QEMU运行GPU passthrough的虚拟机安装NVIDIA CUDA
参考 在OVMF虚拟机中安装NVIDIA Linux驱动 积累的经验,我在 BLFS QEMU 环境中继续为 在QEMU中运行GPU passthrough的Debian 安装NVIDIA Linux驱动,这样构建成一个能够使用GPU加速的机器学习环境,为后续 深度学习 做准备。
在QEMU中运行GPU passthrough的Debian 启动 vfio-pci
配置的虚拟机:
name=d2l
qemu-system-x86_64 \
-nodefaults \
-enable-kvm \
-cpu host,kvm=off \
-bios /usr/share/OVMF/OVMF_CODE.fd \
-m 32G \
-smp cores=4 \
-device vfio-pci,host=82:00.0 \
-drive file=/sources/images/${name}.qcow,if=virtio \
-net nic,model=virtio,macaddr=52:54:00:00:00:01 -net bridge,br=br0 \
-vga std \
-vnc :0 \
-serial mon:stdio \
-name "${name}"
# 默认终端提示
# VNC server running on 127.0.0.1:5900
# 如果需要VNC监听所有网络接口,则添加参数 -vnc :0 ,此时终端就看不到提示,但是使用VNC客户端可以连接
# lspci -nnk -d 10de:1e37
# 输出显示设备:
82:00.0 3D controller [0302]: NVIDIA Corporation TU102GL [Tesla T10 16GB / GRID RTX T10-2/T10-4/T10-8] [10de:1e37] (rev a1)
Subsystem: NVIDIA Corporation Tesla T10 16GB [10de:1370]
Kernel driver in use: vfio-pci
# 则在 qemu 运行参数中添加设备使用VFIO group id "82:00.0"

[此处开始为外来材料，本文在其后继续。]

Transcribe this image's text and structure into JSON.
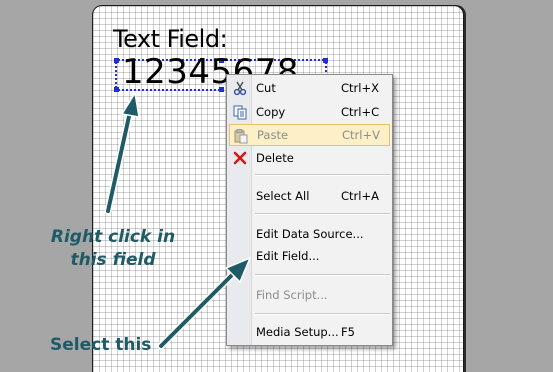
{
  "label": {
    "title": "Text Field:",
    "value": "12345678"
  },
  "menu": {
    "items": [
      {
        "label": "Cut",
        "shortcut": "Ctrl+X",
        "icon": "scissors-icon",
        "state": "normal"
      },
      {
        "label": "Copy",
        "shortcut": "Ctrl+C",
        "icon": "copy-icon",
        "state": "normal"
      },
      {
        "label": "Paste",
        "shortcut": "Ctrl+V",
        "icon": "paste-icon",
        "state": "hover-disabled"
      },
      {
        "label": "Delete",
        "shortcut": "",
        "icon": "delete-icon",
        "state": "normal"
      },
      {
        "label": "Select All",
        "shortcut": "Ctrl+A",
        "icon": "",
        "state": "normal"
      },
      {
        "label": "Edit Data Source...",
        "shortcut": "",
        "icon": "",
        "state": "normal"
      },
      {
        "label": "Edit Field...",
        "shortcut": "",
        "icon": "",
        "state": "normal"
      },
      {
        "label": "Find Script...",
        "shortcut": "",
        "icon": "",
        "state": "disabled"
      },
      {
        "label": "Media Setup...",
        "shortcut": "F5",
        "icon": "",
        "state": "normal"
      }
    ]
  },
  "annotations": {
    "right_click_line1": "Right click in",
    "right_click_line2": "this field",
    "select_this": "Select this"
  },
  "colors": {
    "annotation": "#1f5b66",
    "selection": "#1f2fd0",
    "menu_hover": "#fdf0c6",
    "delete_icon": "#d01818"
  }
}
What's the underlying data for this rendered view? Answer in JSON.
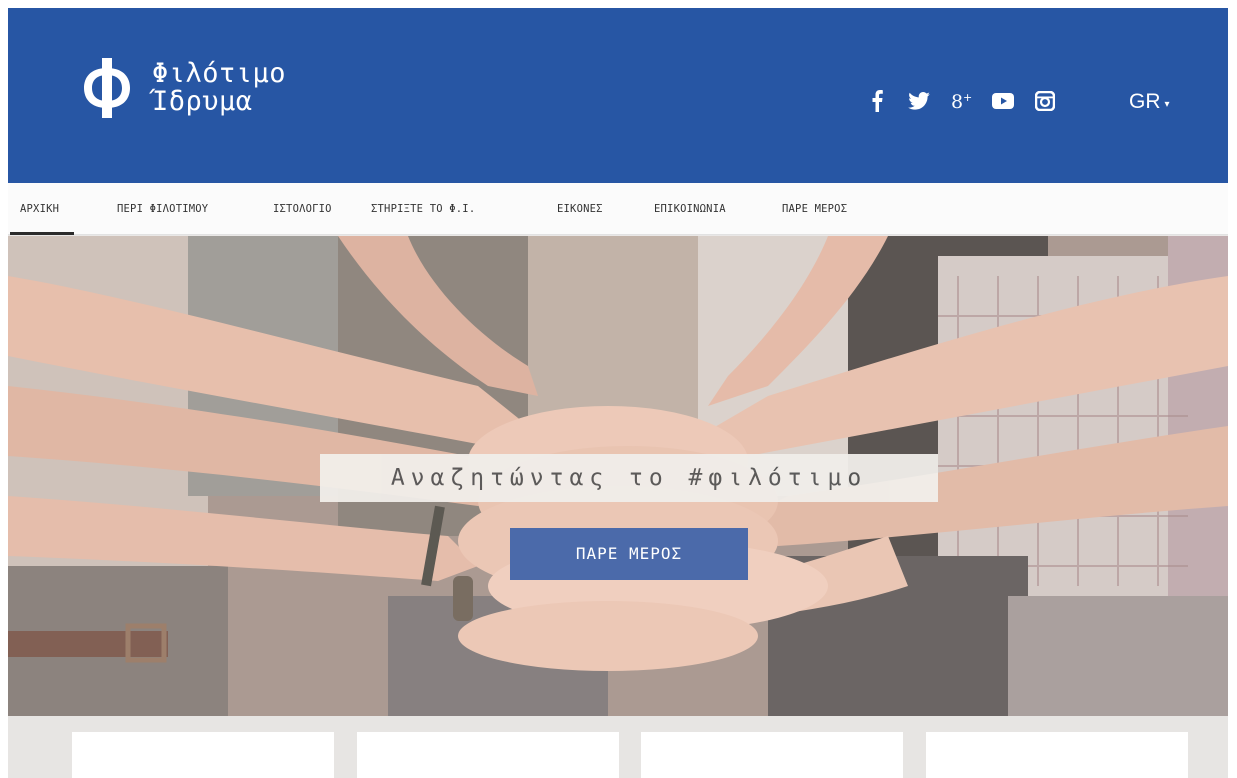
{
  "brand": {
    "line1": "Φιλότιμο",
    "line2": "Ίδρυμα",
    "logo_icon": "phi-logo-icon",
    "header_color": "#2756a4"
  },
  "socials": [
    {
      "name": "facebook-icon"
    },
    {
      "name": "twitter-icon"
    },
    {
      "name": "google-plus-icon"
    },
    {
      "name": "youtube-icon"
    },
    {
      "name": "instagram-icon"
    }
  ],
  "language": {
    "label": "GR",
    "icon": "caret-down-icon"
  },
  "nav": {
    "items": [
      {
        "label": "ΑΡΧΙΚΗ",
        "active": true
      },
      {
        "label": "ΠΕΡΙ ΦΙΛΟΤΙΜΟΥ",
        "active": false
      },
      {
        "label": "ΙΣΤΟΛΟΓΙΟ",
        "active": false
      },
      {
        "label": "ΣΤΗΡΙΞΤΕ ΤΟ Φ.Ι.",
        "active": false
      },
      {
        "label": "ΕΙΚΟΝΕΣ",
        "active": false
      },
      {
        "label": "ΕΠΙΚΟΙΝΩΝΙΑ",
        "active": false
      },
      {
        "label": "ΠΑΡΕ ΜΕΡΟΣ",
        "active": false
      }
    ]
  },
  "hero": {
    "search_text": "Αναζητώντας το #φιλότιμο",
    "cta_label": "ΠΑΡΕ ΜΕΡΟΣ",
    "cta_color": "#4b6aaa"
  }
}
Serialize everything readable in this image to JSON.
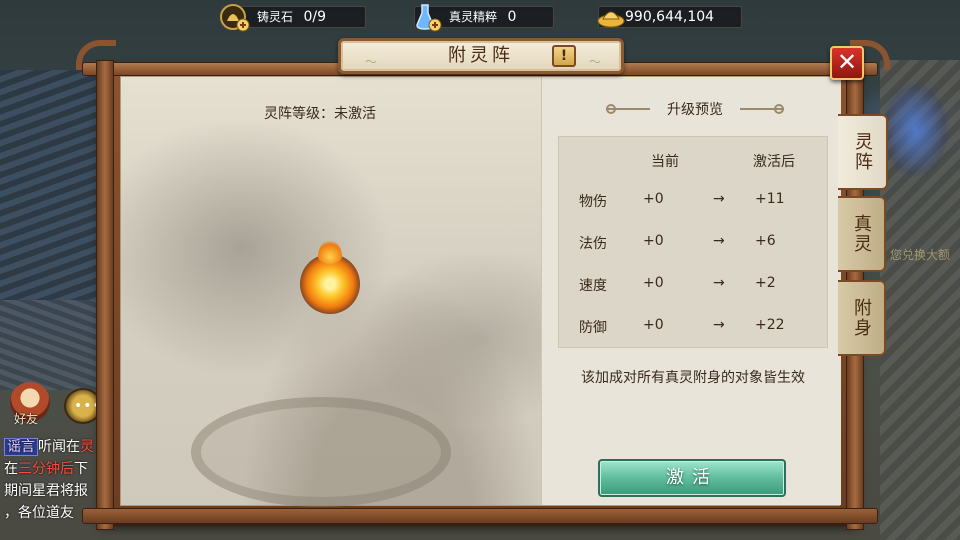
{
  "resources": {
    "casting_stone": {
      "label": "铸灵石",
      "value": "0/9",
      "icon": "gold-stone-plus-icon"
    },
    "true_essence": {
      "label": "真灵精粹",
      "value": "0",
      "icon": "blue-flask-plus-icon"
    },
    "gold": {
      "value": "990,644,104",
      "icon": "gold-ingot-icon"
    }
  },
  "dialog": {
    "title": "附灵阵",
    "help_label": "!",
    "close_label": "✕"
  },
  "left_panel": {
    "level_label": "灵阵等级：未激活"
  },
  "right_panel": {
    "preview_title": "升级预览",
    "headers": {
      "current": "当前",
      "after": "激活后"
    },
    "rows": [
      {
        "name": "物伤",
        "current": "+0",
        "arrow": "→",
        "after": "+11"
      },
      {
        "name": "法伤",
        "current": "+0",
        "arrow": "→",
        "after": "+6"
      },
      {
        "name": "速度",
        "current": "+0",
        "arrow": "→",
        "after": "+2"
      },
      {
        "name": "防御",
        "current": "+0",
        "arrow": "→",
        "after": "+22"
      }
    ],
    "note": "该加成对所有真灵附身的对象皆生效",
    "activate_label": "激活"
  },
  "tabs": [
    {
      "label": "灵阵",
      "active": true
    },
    {
      "label": "真灵",
      "active": false
    },
    {
      "label": "附身",
      "active": false
    }
  ],
  "chat": {
    "friend_label": "好友",
    "bubble_dots": "•••",
    "lines": [
      {
        "tag": "谣言",
        "text": "听闻在",
        "red": "灵"
      },
      {
        "prefix": "在",
        "red": "三分钟后",
        "text": "下"
      },
      {
        "text": "期间星君将报"
      },
      {
        "text": "，各位道友"
      }
    ]
  },
  "scene_text": "您兑换大额",
  "colors": {
    "frame": "#8a5430",
    "paper": "#e9e4d6",
    "activate": "#5fbd9e",
    "close": "#d8342a"
  }
}
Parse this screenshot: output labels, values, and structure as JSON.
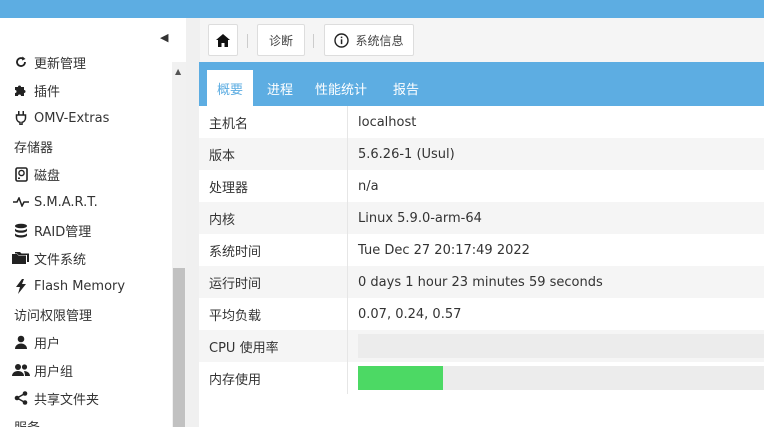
{
  "sidebar": {
    "items": [
      {
        "label": "更新管理",
        "icon": "update-icon",
        "kind": "sub"
      },
      {
        "label": "插件",
        "icon": "puzzle-icon",
        "kind": "sub"
      },
      {
        "label": "OMV-Extras",
        "icon": "plug-icon",
        "kind": "sub"
      },
      {
        "label": "存储器",
        "icon": "",
        "kind": "section"
      },
      {
        "label": "磁盘",
        "icon": "harddisk-icon",
        "kind": "sub"
      },
      {
        "label": "S.M.A.R.T.",
        "icon": "pulse-icon",
        "kind": "sub"
      },
      {
        "label": "RAID管理",
        "icon": "database-icon",
        "kind": "sub"
      },
      {
        "label": "文件系统",
        "icon": "folders-icon",
        "kind": "sub"
      },
      {
        "label": "Flash Memory",
        "icon": "flash-icon",
        "kind": "sub"
      },
      {
        "label": "访问权限管理",
        "icon": "",
        "kind": "section"
      },
      {
        "label": "用户",
        "icon": "user-icon",
        "kind": "sub"
      },
      {
        "label": "用户组",
        "icon": "users-icon",
        "kind": "sub"
      },
      {
        "label": "共享文件夹",
        "icon": "share-icon",
        "kind": "sub"
      },
      {
        "label": "服务",
        "icon": "",
        "kind": "section"
      }
    ]
  },
  "toolbar": {
    "home_icon": "home-icon",
    "breadcrumb_diag": "诊断",
    "breadcrumb_sysinfo": "系统信息",
    "info_icon": "info-icon"
  },
  "tabs": [
    "概要",
    "进程",
    "性能统计",
    "报告"
  ],
  "active_tab": "概要",
  "overview": {
    "rows": [
      {
        "name": "主机名",
        "value": "localhost"
      },
      {
        "name": "版本",
        "value": "5.6.26-1 (Usul)"
      },
      {
        "name": "处理器",
        "value": "n/a"
      },
      {
        "name": "内核",
        "value": "Linux 5.9.0-arm-64"
      },
      {
        "name": "系统时间",
        "value": "Tue Dec 27 20:17:49 2022"
      },
      {
        "name": "运行时间",
        "value": "0 days 1 hour 23 minutes 59 seconds"
      },
      {
        "name": "平均负载",
        "value": "0.07, 0.24, 0.57"
      }
    ],
    "cpu_label": "CPU 使用率",
    "cpu_usage_percent": 0,
    "mem_label": "内存使用",
    "mem_usage_percent": 21
  },
  "colors": {
    "accent": "#5dade2",
    "bar_fill": "#4cd964",
    "bar_track": "#ececec"
  }
}
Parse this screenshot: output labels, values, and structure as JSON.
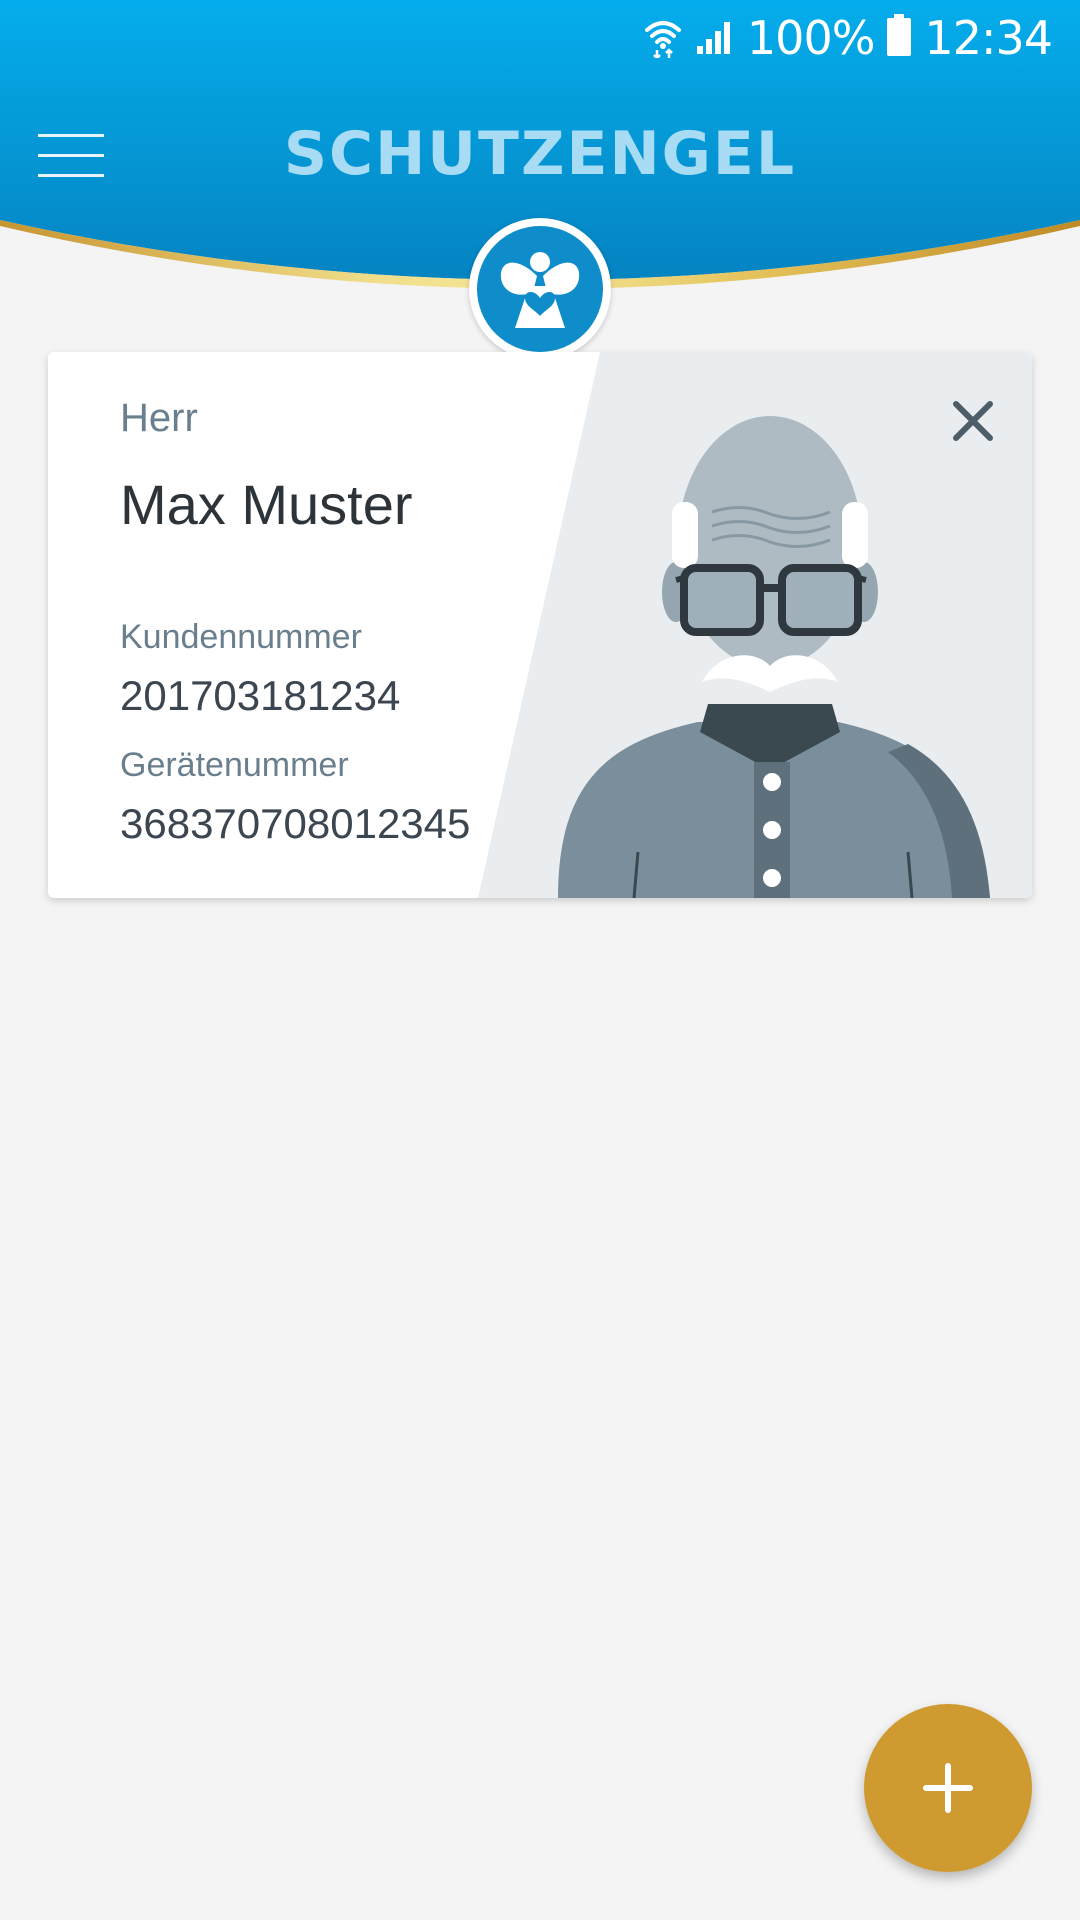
{
  "status_bar": {
    "battery": "100%",
    "time": "12:34",
    "icons": [
      "wifi-icon",
      "signal-icon",
      "battery-icon"
    ]
  },
  "app_bar": {
    "title": "SCHUTZENGEL",
    "menu_icon": "hamburger-menu-icon",
    "logo_icon": "angel-heart-logo-icon"
  },
  "profile_card": {
    "salutation": "Herr",
    "name": "Max Muster",
    "customer_number_label": "Kundennummer",
    "customer_number": "201703181234",
    "device_number_label": "Gerätenummer",
    "device_number": "368370708012345",
    "close_icon": "close-icon",
    "illustration": "elderly-man-avatar"
  },
  "fab": {
    "icon": "plus-icon"
  },
  "colors": {
    "header_blue": "#0a9ad8",
    "title_light_blue": "#a7dcf4",
    "gold_accent": "#cf9b30",
    "background": "#f4f4f5",
    "card_right_bg": "#eaedf0"
  }
}
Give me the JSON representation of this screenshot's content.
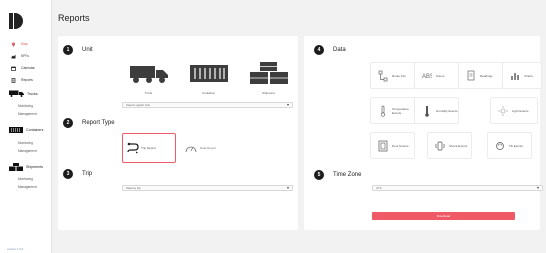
{
  "app": {
    "version": "version 1.0.0"
  },
  "page": {
    "title": "Reports"
  },
  "sidebar": {
    "items": [
      {
        "label": "Map",
        "icon": "map-pin-icon",
        "active": true
      },
      {
        "label": "KPI's",
        "icon": "chart-icon"
      },
      {
        "label": "Calendar",
        "icon": "calendar-icon"
      },
      {
        "label": "Reports",
        "icon": "report-icon"
      }
    ],
    "groups": [
      {
        "label": "Trucks",
        "icon": "truck-icon",
        "subs": [
          "Monitoring",
          "Management"
        ]
      },
      {
        "label": "Containers",
        "icon": "container-icon",
        "subs": [
          "Monitoring",
          "Management"
        ]
      },
      {
        "label": "Shipments",
        "icon": "shipment-icon",
        "subs": [
          "Monitoring",
          "Management"
        ]
      }
    ]
  },
  "steps": {
    "unit": {
      "number": "1",
      "label": "Unit"
    },
    "report_type": {
      "number": "2",
      "label": "Report Type"
    },
    "trip": {
      "number": "3",
      "label": "Trip"
    },
    "data": {
      "number": "4",
      "label": "Data"
    },
    "time_zone": {
      "number": "5",
      "label": "Time Zone"
    }
  },
  "unit_options": [
    {
      "label": "Truck",
      "icon": "truck-icon"
    },
    {
      "label": "Container",
      "icon": "container-icon"
    },
    {
      "label": "Shipment",
      "icon": "boxes-icon"
    }
  ],
  "unit_select": {
    "placeholder": "Select Logistic Unit"
  },
  "report_types": [
    {
      "label": "Trip Report",
      "icon": "trip-route-icon",
      "selected": true
    },
    {
      "label": "Data Report",
      "icon": "gauge-icon",
      "selected": false
    }
  ],
  "trip_select": {
    "placeholder": "Select a trip"
  },
  "data_options": [
    {
      "label": "Route Info",
      "icon": "route-icon"
    },
    {
      "label": "Zones",
      "icon": "zones-icon"
    },
    {
      "label": "Readings",
      "icon": "document-icon"
    },
    {
      "label": "Charts",
      "icon": "bar-chart-icon"
    },
    {
      "label": "Temperature Events",
      "icon": "thermometer-icon"
    },
    {
      "label": "Humidity Events",
      "icon": "humidity-icon"
    },
    {
      "label": "Light Events",
      "icon": "light-icon"
    },
    {
      "label": "Door Events",
      "icon": "door-icon"
    },
    {
      "label": "Shock Events",
      "icon": "shock-icon"
    },
    {
      "label": "Tilt Events",
      "icon": "tilt-icon"
    }
  ],
  "time_zone_select": {
    "value": "UTC"
  },
  "submit": {
    "label": "Download"
  },
  "colors": {
    "accent": "#ef5a66",
    "active_nav": "#e05a66",
    "sidebar_bg": "#ffffff",
    "page_bg": "#f2f2f3"
  }
}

# 即 -device vfio-pci,host=82:00.0 \
备注
本文实践是在 在QEMU中运行GPU passthrough的Debian 直接运行CUDA
如果是 基于QEMU+Docker使用Tesla T10 ,则虚拟机中只执行 在OVMF虚拟机中安装NVIDIA Linux驱动
准备工作
在没有安装NVIDIA Linux驱动之前,检查系统日志可以看到操作系统默认加载了开源的
nouveau
,但是加载nvidia/tu102
firmware失败:
# dmesg -T | grep -i nvidia
[Fri Feb 7 14:41:31 2025] nouveau 0000:00:04.0: NVIDIA TU102 (162000a1)
[Fri Feb 7 14:41:31 2025] audit: type=1400 audit(1738910491.813:3): apparmor="STATUS" operation="profile_load" profile="unconfined" name="nvidia_modprobe" pid=382 comm="apparmor_parser"
[Fri Feb 7 14:41:31 2025] audit: type=1400 audit(1738910491.813:4): apparmor="STATUS" operation="profile_load" profile="unconfined" name="nvidia_modprobe//kmod" pid=382 comm="apparmor_parser"
[Fri Feb 7 14:41:31 2025] nouveau 0000:00:04.0: firmware: failed to load nvidia/tu102/nvdec/scrubber.bin (-2)
[Fri Feb 7 14:41:31 2025] nouveau 0000:00:04.0: firmware: failed to load nvidia/tu102/nvdec/scrubber.bin (-2)
[Fri Feb 7 14:41:31 2025] nouveau 0000:00:04.0: firmware: failed to load nvidia/tu102/acr/bl.bin (-2)
[Fri Feb 7 14:41:31 2025] nouveau 0000:00:04.0: firmware: failed to load nvidia/tu102/acr/bl.bin (-2)
[Fri Feb 7 14:41:31 2025] nouveau 0000:00:04.0: firmware: failed to load nvidia/tu102/acr/bl.bin (-2)
[Fri Feb 7 14:41:31 2025] nouveau 0000:00:04.0: firmware: failed to load nvidia/tu102/acr/bl.bin (-2)
[Fri Feb 7 14:41:31 2025] nouveau 0000:00:04.0: firmware: failed to load nvidia/tu102/acr/unload_bl.bin (-2)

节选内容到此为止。